Measuring Fukushima’s Impact: How Geeks and Hackers Got Geiger Counters to the Masses
In March 2011, an unknown amount of radiation was released into the atmosphere after a powerful tsunami slammed into the Fukushima Dai-ichi nuclear reactors on the Pacific coast in Japan. Because people had little access to detailed information about radiation levels, they bought up every Geiger counter they could find in stores and online. Soon the counters were all but sold out worldwide, and in Japan a grey market of shoddy Geiger counters sprouted up, some with faulty or fake parts.
Now, as workers at the plant attempt to move 1,500 highly radioactive spent fuel rods from Unit 4, the most heavily damaged reactor, the risk of radioactive contamination is escalated. The rods, housed in a damaged and leaking concrete pool 100 feet above the plant’s floor, are being moved to a second enclosed pool where it’s hoped they’ll be secure if another earthquake hits Japan’s coast.
The situation at Fukushima has received limited coverage in the Western media, but many scientists have grave concerns about the health and safety ramifications of the procedure — which has never been tried before — should something go wrong.
In a phone interview, Harvey Wasserman of Nukefree.org emphasized the gravity of the situation.
“God forbid they drop a rod, or another earthquake occurs,” he said.
A mistake in the procedure could be catastrophic. The tightly packed rods together contain 14,000 times the radiation released by the Hiroshima bomb, according to Reuters.

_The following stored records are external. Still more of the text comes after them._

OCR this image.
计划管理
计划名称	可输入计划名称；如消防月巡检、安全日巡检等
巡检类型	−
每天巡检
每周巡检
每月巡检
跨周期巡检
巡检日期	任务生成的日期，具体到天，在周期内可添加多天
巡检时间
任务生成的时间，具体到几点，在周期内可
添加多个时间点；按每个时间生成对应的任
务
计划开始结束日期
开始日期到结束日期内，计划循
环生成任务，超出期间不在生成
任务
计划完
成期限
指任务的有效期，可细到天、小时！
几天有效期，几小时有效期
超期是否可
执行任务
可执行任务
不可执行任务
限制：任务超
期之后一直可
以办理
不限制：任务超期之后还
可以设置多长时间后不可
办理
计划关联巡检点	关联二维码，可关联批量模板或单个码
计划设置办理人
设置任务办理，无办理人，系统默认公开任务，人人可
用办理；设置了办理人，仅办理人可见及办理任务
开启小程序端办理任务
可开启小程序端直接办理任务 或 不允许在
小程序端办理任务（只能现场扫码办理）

Fortunately, the world will not be in the dark should this happen. Hundreds of ordinary people are contributing to a crowdsourced effort to collect data on radiation levels for scientists and ordinary citizens to use and interpret. The project was launched by SafeCast, an organization formed in the wake of the 2011 earthquake to supplement the sparse data provided by the Japanese government on radiation travel patterns.

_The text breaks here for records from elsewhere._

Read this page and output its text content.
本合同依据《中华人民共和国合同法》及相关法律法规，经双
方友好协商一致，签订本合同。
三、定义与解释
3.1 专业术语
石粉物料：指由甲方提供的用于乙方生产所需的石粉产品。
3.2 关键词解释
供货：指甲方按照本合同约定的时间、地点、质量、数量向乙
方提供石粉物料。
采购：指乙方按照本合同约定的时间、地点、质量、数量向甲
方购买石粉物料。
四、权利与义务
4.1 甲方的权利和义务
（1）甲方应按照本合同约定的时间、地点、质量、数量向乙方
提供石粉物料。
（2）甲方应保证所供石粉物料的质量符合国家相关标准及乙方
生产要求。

“We were completely appalled that there was no way to get this data,” SafeCast co-founder Sean Bonner said, “and that people couldn’t see what was happening to their environment.”
Through online collaboration with scientists and programmers, Bonner and his collaborators engineered an easily reproducible and highly accurate GPS-enabled Geiger counter, which they call the bGeigie. They distributed the first batch of 100 to volunteers who crisscrossed Japan in cars, delivery vehicles, and on foot, collecting data on radiation unmatched in scope and accuracy. To make the information from the bGeigies widely available, SafeCast publishes copyright-free maps of the readings that come in from the devices.

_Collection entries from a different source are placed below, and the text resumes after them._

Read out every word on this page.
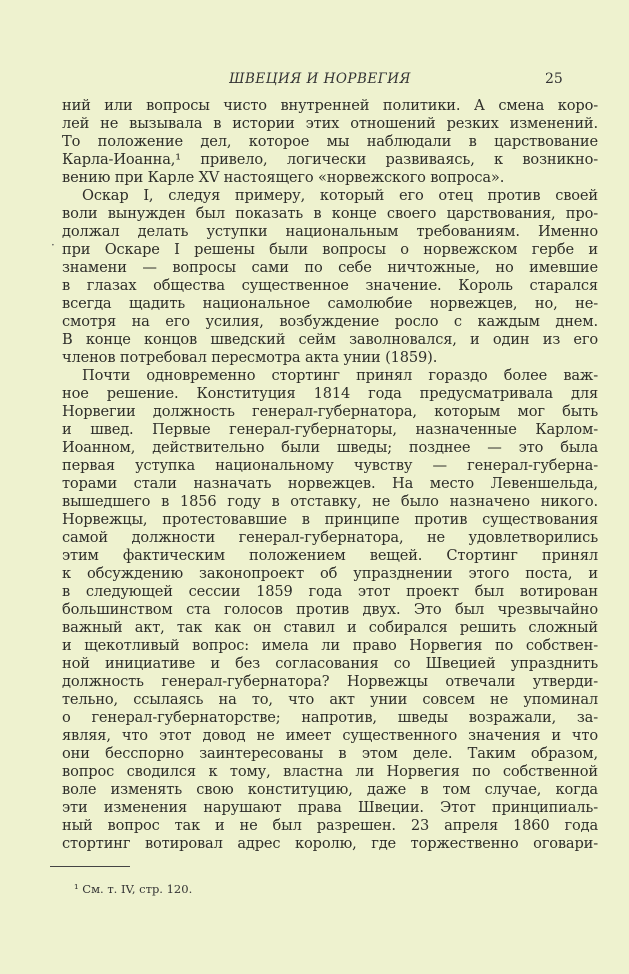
ШВЕЦИЯ И НОРВЕГИЯ	25
·
ний или вопросы чисто внутренней политики. А смена коро-
лей не вызывала в истории этих отношений резких изменений.
То положение дел, которое мы наблюдали в царствование
Карла-Иоанна,¹ привело, логически развиваясь, к возникно-
вению при Карле XV настоящего «норвежского вопроса».
Оскар I, следуя примеру, который его отец против своей
воли вынужден был показать в конце своего царствования, про-
должал делать уступки национальным требованиям. Именно
при Оскаре I решены были вопросы о норвежском гербе и
знамени — вопросы сами по себе ничтожные, но имевшие
в глазах общества существенное значение. Король старался
всегда щадить национальное самолюбие норвежцев, но, не-
смотря на его усилия, возбуждение росло с каждым днем.
В конце концов шведский сейм заволновался, и один из его
членов потребовал пересмотра акта унии (1859).
Почти одновременно стортинг принял гораздо более важ-
ное решение. Конституция 1814 года предусматривала для
Норвегии должность генерал-губернатора, которым мог быть
и швед. Первые генерал-губернаторы, назначенные Карлом-
Иоанном, действительно были шведы; позднее — это была
первая уступка национальному чувству — генерал-губерна-
торами стали назначать норвежцев. На место Левеншельда,
вышедшего в 1856 году в отставку, не было назначено никого.
Норвежцы, протестовавшие в принципе против существования
самой должности генерал-губернатора, не удовлетворились
этим фактическим положением вещей. Стортинг принял
к обсуждению законопроект об упразднении этого поста, и
в следующей сессии 1859 года этот проект был вотирован
большинством ста голосов против двух. Это был чрезвычайно
важный акт, так как он ставил и собирался решить сложный
и щекотливый вопрос: имела ли право Норвегия по собствен-
ной инициативе и без согласования со Швецией упразднить
должность генерал-губернатора? Норвежцы отвечали утверди-
тельно, ссылаясь на то, что акт унии совсем не упоминал
о генерал-губернаторстве; напротив, шведы возражали, за-
являя, что этот довод не имеет существенного значения и что
они бесспорно заинтересованы в этом деле. Таким образом,
вопрос сводился к тому, властна ли Норвегия по собственной
воле изменять свою конституцию, даже в том случае, когда
эти изменения нарушают права Швеции. Этот принципиаль-
ный вопрос так и не был разрешен. 23 апреля 1860 года
стортинг вотировал адрес королю, где торжественно оговари-
¹ См. т. IV, стр. 120.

The maps, which can be viewed online or on smart phones and tablets via the free SafeCast app, provide large amounts of real-time radiation data that can be compared to previous readings. The maps can also be adjusted to display data provided by government agencies on radiation levels. (In case you’re wondering, SafeCast data currently shows no significant increase in radiation on the Pacific Rim since the Fukushima disaster.)
The project has produced almost 14 million data points so far, making it the preferred reference for Yahoo! Japan and the Fukushima Prefecture government, which both used SafeCast data to create their own maps.
Data from independent groups like SafeCast along with data from the United States Department of Energy aerial monitoring helped correct the poorly planned evacuation zones hastily put together in the weeks after the accident, said SafeCast co-founder Pieter Franken in an interview with Boston Public Radio. The organization has also stepped into the role of unofficial watchdog on the decontamination efforts, and released a detailed report on the Japanese government’s efforts to clean up several highly contaminated areas.
The maps bring a level of detail that Bonner says was missing in the past, when radiation readings were published as averages for entire cities. This breadth of data offered by SafeCast, said Michael Bradbury, CEO of Seattle-based science news site RealScience, will make it possible to react more efficiently the next time a nuclear crisis occurs.
“When you have a large number of people collecting samples,” Bradbury said in an email, “a form of crowdsourcing helps to confirm numbers and provide a more accurate picture of what’s really happening on the ground.”